The goal of the vaccine was to reduce immune-based inflammation in the arteries, leading to decreased plaque buildup and it could target strokes, which are also a product of plaque buildup in arteries.
These experiments show proof of concept for the development of an autoantigen-specific vaccine for reducing the amount of atherosclerotic plaques in mice and if successful, the vaccine could aid in preventing heart disease and stop or reduce disease progression.
Harley Tse and Michael Shaw were the first to demonstrate that two T cell epitopes of the autoantigen apoB100 are deeply involved in the development of the disease.
According to Tse, apoB100 is an apolipoprotein of the LDL (low-density lipoprotein) particle which is the notorious 'bad cholesterol' that contributes to the formation of plaques in the vessel wall and that, although T cells of the immune system were known to participate in the development of heart disease, by what and how these T cells are directed to act have not been elucidated.

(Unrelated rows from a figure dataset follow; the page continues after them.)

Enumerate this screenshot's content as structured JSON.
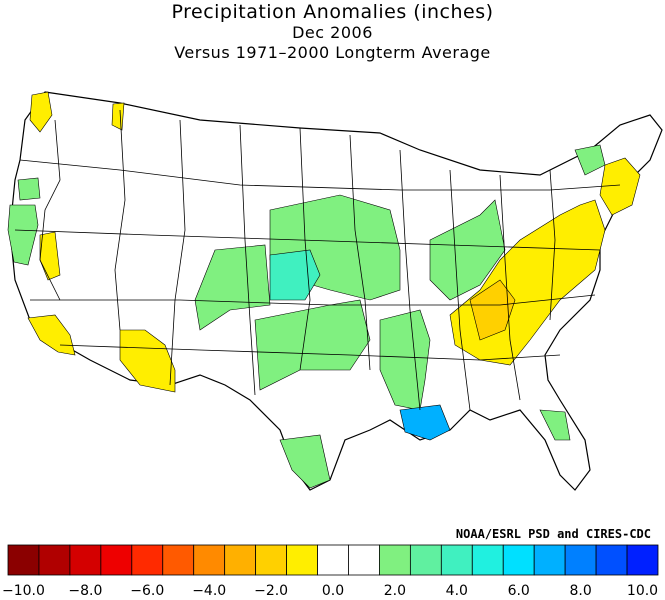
{
  "title": {
    "line1": "Precipitation Anomalies (inches)",
    "line2": "Dec 2006",
    "line3": "Versus 1971–2000 Longterm Average"
  },
  "credit": "NOAA/ESRL PSD and CIRES-CDC",
  "legend": {
    "colors": [
      "#8b0000",
      "#b00000",
      "#d40000",
      "#ee0000",
      "#ff2a00",
      "#ff5a00",
      "#ff8a00",
      "#ffb000",
      "#ffd000",
      "#ffee00",
      "#ffffff",
      "#ffffff",
      "#80f080",
      "#60f0a0",
      "#40f0c0",
      "#20f0e0",
      "#00e0ff",
      "#00b0ff",
      "#0080ff",
      "#0050ff",
      "#0020ff"
    ],
    "ticks": [
      "−10.0",
      "−8.0",
      "−6.0",
      "−4.0",
      "−2.0",
      "0.0",
      "2.0",
      "4.0",
      "6.0",
      "8.0",
      "10.0"
    ]
  },
  "anomaly_regions": [
    {
      "region": "Northwest Washington",
      "class": "dry"
    },
    {
      "region": "Central California coast",
      "class": "dry"
    },
    {
      "region": "Southern California",
      "class": "dry"
    },
    {
      "region": "Southern Arizona",
      "class": "dry"
    },
    {
      "region": "Appalachians / Mid-Atlantic",
      "class": "dry"
    },
    {
      "region": "Tennessee Valley",
      "class": "dry"
    },
    {
      "region": "New England coast",
      "class": "dry"
    },
    {
      "region": "Northern California coast",
      "class": "wet"
    },
    {
      "region": "Central Plains",
      "class": "wet"
    },
    {
      "region": "Western Kansas / Oklahoma",
      "class": "very-wet"
    },
    {
      "region": "Mississippi Valley",
      "class": "wet"
    },
    {
      "region": "South Texas",
      "class": "wet"
    },
    {
      "region": "Southern Louisiana",
      "class": "extreme-wet"
    },
    {
      "region": "Florida",
      "class": "wet"
    },
    {
      "region": "Ohio Valley",
      "class": "wet"
    }
  ],
  "palette": {
    "dry": "#ffee00",
    "dry2": "#ffd000",
    "wet": "#80f080",
    "very-wet": "#40f0c0",
    "extreme-wet": "#00b0ff",
    "border": "#000000"
  }
}
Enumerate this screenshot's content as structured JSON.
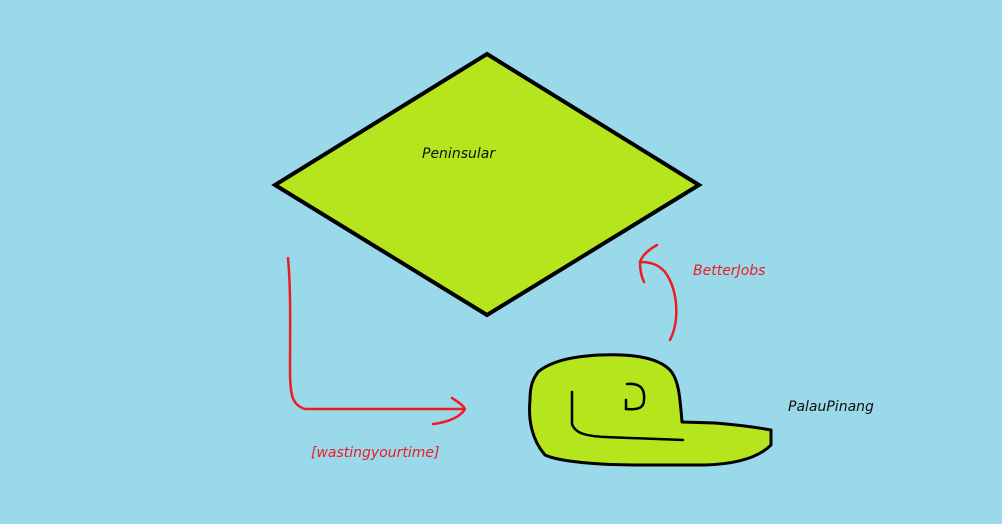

He further added that the lack of this knowledge has greatly hampered the development of immune peptide-based therapeutics to control the disease and with the discovery of the disease-causing T cell epitopes, they can now manipulate the activities of the T cells responding to these epitopes to control the disease.
This discovery is significant because it identifies the target T cells and makes it possible to manipulate this population of pathologic T cells away from their harmful activities.
This work is published in the April - June 2014 issue (volume 2) of Journal of Immunology and Clinical Research.